I wrote about the new fiduciary rule in my blogpost of June 27, 2016. I won’t rehash that except to say that the rule was intended to make advisors work in the interest of their clients, not their own interest. A noble goal, and there were reasons for it, but it was so complex that it was mostly unworkable.
To no one’s surprise, the Trump administration announced that it had instructed the DOL to reconsider the rule, specifically, to:
- conduct an updated economic and legal analysis concerning the likely impact of the rule to examine whether the rule has harmed or is likely to harm investors due to a reduction in access to retirement accounts or advice;
- consider whether it has resulted in dislocations or disruptions within the retirement services industry that may adversely affect investors or retirees (the latter a point that has been made consistently in litigation that has challenged the rule); and
- determine whether the rule is “likely to cause an increase in litigation, and an increase in the prices that investors and retirees must pay to gain access to retirement services.”
What is interesting is that there is no timeline associated with this review. Quoting my own prescient (if I do say so myself!) remark, with underlining for emphasis:
The rule is effective June 7, 2016, but the applicable date is April 10, 2017. (When something doesn’t make sense, think “money” or “politics” or both.
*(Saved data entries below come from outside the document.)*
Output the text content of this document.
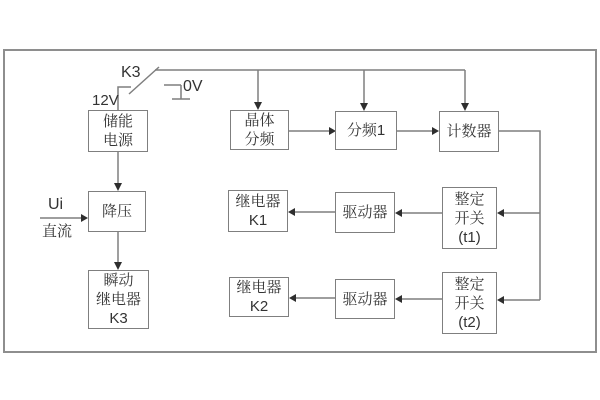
K3
12V
0V
Ui
直流
储能
电源
降压
瞬动
继电器
K3
晶体
分频
分频1	计数器
继电器
K1	驱动器
整定
开关
(t1)
继电器
K2	驱动器
整定
开关
(t2)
In this case, it is politics – they can’t make changes like this with true immediate effect, so they made it “applicable” a year after the rule was issued. But by making it “effective” in 2016 it is harder for a new administration to un-do it.)
At that time, they didn’t know that HIllary Clinton was a shoo-in who couldn’t lose (just like the Falcons with a 25 point lead in the third quarter), and hedged their bets against a hostile administration (read that as you wish – “hostile” or “hostile to the new rule”). Pretty clever, one must admit. It effectively takes a new rule to un-do the now-existing rule, with hearings and whatnot.
So…we really don’t know where we are! Most of us expect that they’ll eventually delay or temporarily suspend the rule, and later change or repeal it, but as it stands now, we have an April 10 applicability date. I’m not going to muse about what that really means! Let it be a problem to be addressed by brokers and broker-dealers who (may) have to comply with it, for now.
I will muse about this: what if they made a rule that just said “Don’t rip off your clients”?